Offended: Hi Offender, the other day when we were talking you said/did this. I’m sure you didn’t mean it this way, however I took it to mean this…
Offender: Yes, I did say/do that and meant it that way.
Offended: Ok well it bothers me and for the following reasons…
At this point, you may have to walk away agreeing to disagree. If it is a vital issue that will decide your friendship, whether someone is going to be physically hurt or it is a heaven/hell issue, you will want to involve a partial, mutually agreed upon spiritual leader to help you resolve this.

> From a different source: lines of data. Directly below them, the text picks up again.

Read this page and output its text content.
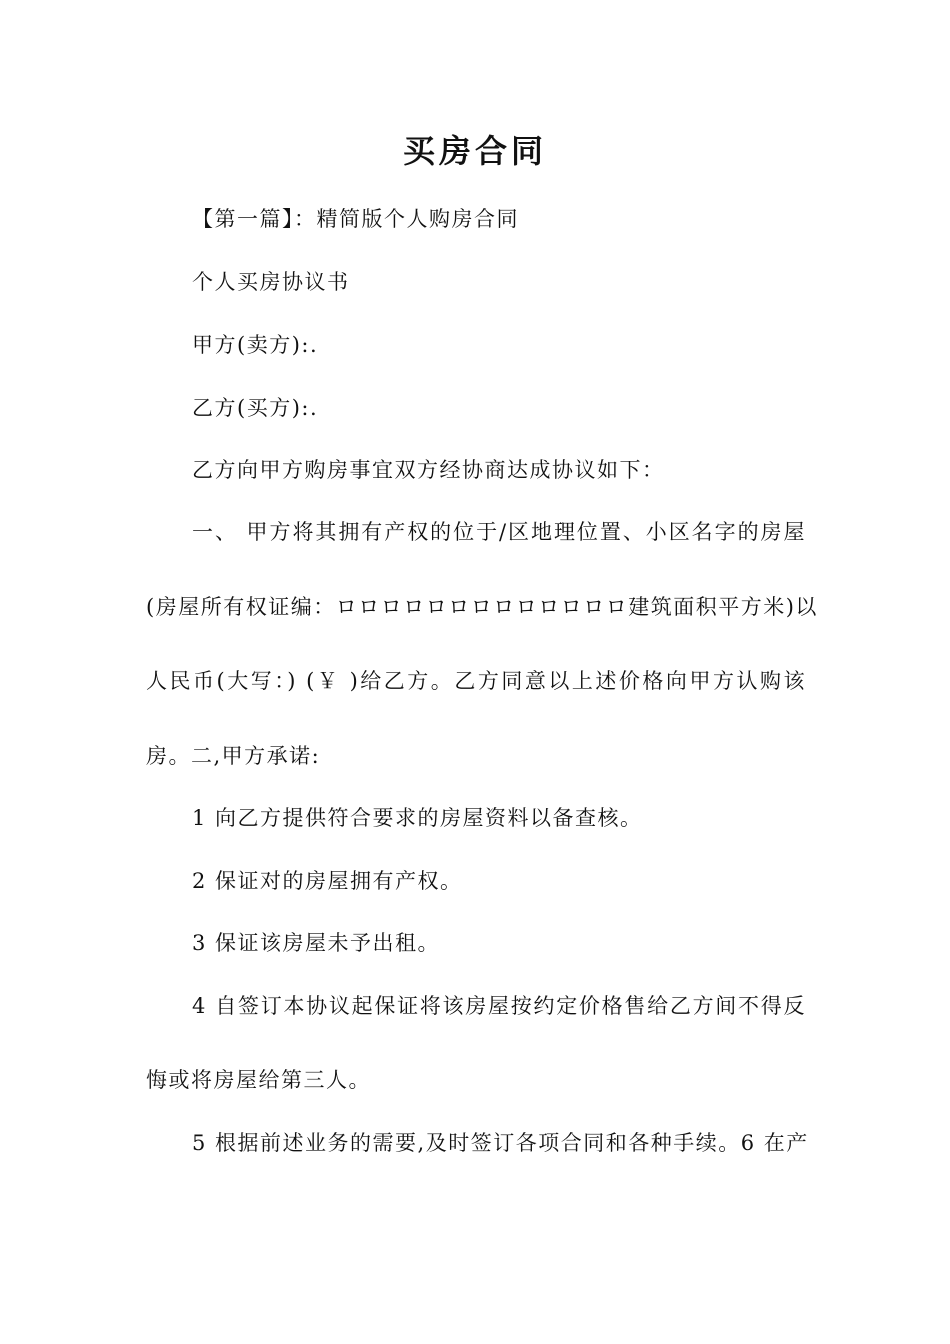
买房合同

【第一篇】：精简版个人购房合同

个人买房协议书

甲方(卖方):.

乙方(买方):.

乙方向甲方购房事宜双方经协商达成协议如下：

一、 甲方将其拥有产权的位于/区地理位置、小区名字的房屋

(房屋所有权证编：ロロロロロロロロロロロロロ建筑面积平方米)以

人民币(大写：) (￥ )给乙方。乙方同意以上述价格向甲方认购该

房。二,甲方承诺:

1 向乙方提供符合要求的房屋资料以备查核。

2 保证对的房屋拥有产权。

3 保证该房屋未予出租。

4 自签订本协议起保证将该房屋按约定价格售给乙方间不得反

悔或将房屋给第三人。

5 根据前述业务的需要,及时签订各项合同和各种手续。6 在产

If the issue is not vital, this is where “adulting” has to kick in. Walk away and try to understand that we all have different perspectives on life and ours isn’t the only right way to think.
The most difficult part of that example is having the courage to approach the Offender. Although most people don’t enjoy conflict, if you do that is another issue altogether, we must learn how to approach it with the idea of redemption.
If we cannot learn to handle conflict we will continue to kill off church going Christians a dozen at a time. And forget keeping those newly convinced of who Jesus is. Most unconvinced people think the church is full of hypocrites as it is. If we continue to handle conflict this way, we prove them right time and time again.
This is one of those things that, if it was easy everyone would do it. The truth is that if we all lived it, the church would be further along, God will be glorified more often and, because of the unity we would bring, there will be a blessing of a life released throughout the church.